A Google of One
Mark Mzyk | February 20, 2008
Yahoo has announced they are now using Hadoop, an open source implementation of MapReduce, for processing search data, and they’ve also announced impressive performance gains because of it.
While investigating this story I also came across mention of IBM using Hadoop for it’s cloud computing initiative.
I think these related stories point towards the future of the web. As open source continues to grow, software building blocks are becoming easier to obtain and use. Cloud computing is now promising the same ease of use building blocks for hardware.
You currently need to be a company the size of Yahoo, Google, IBM, or Amazon to have the resources to run operations like they do.

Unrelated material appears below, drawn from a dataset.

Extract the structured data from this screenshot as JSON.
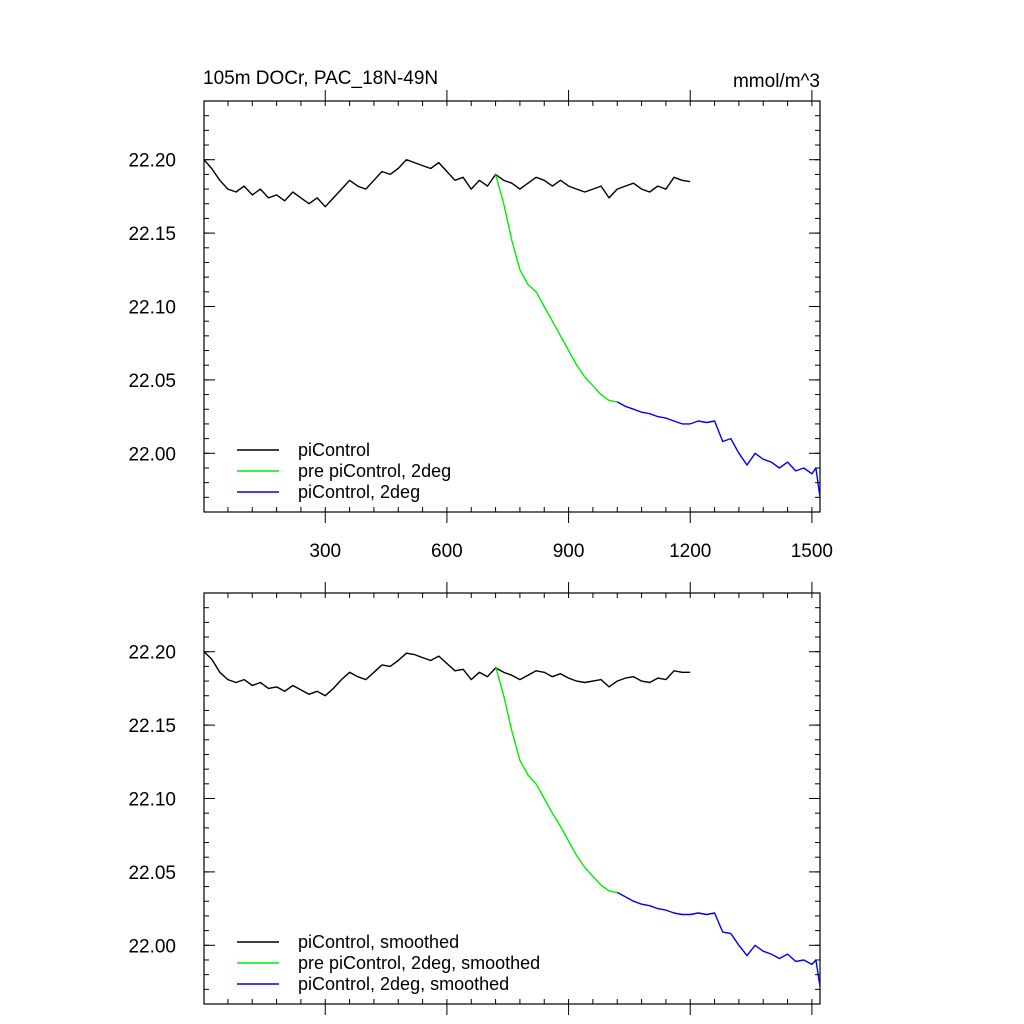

But with the likes of open source and cloud computing, I think the playing field is leveling and individuals will gain the power to compete against the largest web companies that currently exit.
What is to stop me from writing a piece of software that deploys Hadoop across Amazon’s computing cloud and then offering a service off of that? So long as I can afford the initial entry servers, I can use Amazon’s expertise to run my back end while keeping my maintenance cost down by using open source solutions. I now have a service, that if implemented smartly, can scale and run quickly, at a fraction of the cost Google paid to develop their service while potentially competing against Google in some area.
Examine that scenario. Does it sound plausible to you? It certainly does to me. The resources that used to be precious are now freely available. So then what becomes the bottleneck? What becomes the skill that is valued?
Two things:
- Implementation. The ability to leverage all the pieces together effectively.
- Business Acumen. By this, I mean having a smart business plan. If you are going to pull this off, you are going to need to cover the cost of using the cloud computing and the initial servers. Yet if you can come up with a way to make enough money off of each individual using the service, it could potentially be self sustaining. Google and Yahoo could even help you compete against them by supplying you with revenue from ads.
The pieces are all there. Now all we need is the first enterprising individual to prove it can be done.